Сидор мечтательно прищурил глаза и начал фантазировать на тему предстоящего богатства и успеха. Я делала вид, что слушаю, а сама пыталась понять, как будут развиваться последующие события. После десятидневного перерыва я как-то отвыкла от ощущения опасности и немного трусила. Сегодняшнее происшествие случилось так неожиданно, что я еще не до конца пришла в себя.

– А Иван Иванович говорил, когда он сюда придет или что нам делать дальше? – прервала я косноязычный монолог будущего миллионера.

Сидор не сразу смог отвлечься от своего богатства, но как-то сумел выбраться из воздушных замков, вздохнул и скучным голосом ответил:

– Ничего такого они не говорили. Только велели ждать вас с платьем возле дверей и привести сюда. Я думал, вы что знаете. А кто мне обещанные деньги заплатит?

Когда он заговорил о плате, я вспомнила о свертке, который второпях засунула за пазуху. Смотреть, что в нем, при свидетеле не рискнула и, успокоив коробейника, что разочтусь с ним сама, позвала полового и спросила где мне можно привести в порядок одежду.

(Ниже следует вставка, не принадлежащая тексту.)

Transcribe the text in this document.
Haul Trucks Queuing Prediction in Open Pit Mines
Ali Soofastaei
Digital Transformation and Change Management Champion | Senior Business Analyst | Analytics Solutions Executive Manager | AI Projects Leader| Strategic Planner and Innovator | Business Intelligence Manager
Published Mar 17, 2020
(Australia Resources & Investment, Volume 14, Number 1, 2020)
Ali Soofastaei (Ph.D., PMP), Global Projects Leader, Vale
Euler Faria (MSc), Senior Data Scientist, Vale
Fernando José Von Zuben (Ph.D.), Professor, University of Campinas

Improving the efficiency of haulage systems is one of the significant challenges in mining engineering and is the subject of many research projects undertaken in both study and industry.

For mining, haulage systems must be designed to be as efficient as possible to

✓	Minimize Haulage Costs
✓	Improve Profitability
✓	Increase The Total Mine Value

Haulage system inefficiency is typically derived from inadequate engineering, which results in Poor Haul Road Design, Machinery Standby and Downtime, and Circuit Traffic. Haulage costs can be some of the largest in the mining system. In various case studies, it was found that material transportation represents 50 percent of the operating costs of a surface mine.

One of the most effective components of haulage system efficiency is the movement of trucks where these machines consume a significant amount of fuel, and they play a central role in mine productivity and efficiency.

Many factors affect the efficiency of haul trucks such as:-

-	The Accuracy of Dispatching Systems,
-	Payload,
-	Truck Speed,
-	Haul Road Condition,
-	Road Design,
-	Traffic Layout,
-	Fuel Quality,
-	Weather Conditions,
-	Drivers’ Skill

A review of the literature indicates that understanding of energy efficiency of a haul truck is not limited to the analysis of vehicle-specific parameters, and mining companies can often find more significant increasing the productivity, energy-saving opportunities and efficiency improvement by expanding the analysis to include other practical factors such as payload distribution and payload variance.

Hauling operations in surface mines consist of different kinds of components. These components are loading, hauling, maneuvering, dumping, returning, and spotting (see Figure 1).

Тот насмешливо на меня посмотрел и указал на какой-то полутемный чулан.

Оказавшись одна, я вытащила сверток, развернула его и обнаружила там пачку ассигнаций, паспорт на имя московской мещанки Авдотьи Терентьевой тридцати шести лет от роду и записку. Спрятав деньги и документ во внутренний карман сюртука, я с трудом разобрала торопливые каракули. Записка была без подписи, но это меня не смутило. Евстигней был краток:


«Как прочтете, немедленно уезжайте. За вами идут по следу. Все ваши дела я завершу».


– Может, закажем щей? – спросил меня Сидор, когда я вернулась. – Щи здесь хорошие, с наваром!

Точно с наваром, подумала я, увидев, как по столу ползет здоровенный таракан.

– Нет, нам нужно ехать, иди, запрягай лошадь. Поедим по дороге.

– Как это ехать? А товар? – искренне удивился он. – Мне еще товар нужно купить!

– Потом купишь!

– Никуда я без товара не поеду, – неожиданно заупрямился коробейник. – Я что, просто так триста верст с гаком отмахал! За три-то рубля!

– Я тебе дам еще двадцать, – предложила я.

– Тридцать, – начал он торг, посмотрел на меня и торопливо добавил, – и семь!

– Двадцать семь и еще десять если поторопишься! – предложила я.

– Нет, так не пойдет, я своею цену знаю, – начал, было, спорить Сидор. – Как это двадцать семь и десять? Это сколько будет? – он посчитал в уме, и сорвался с места. – Сей минут, барыня, все будет готово!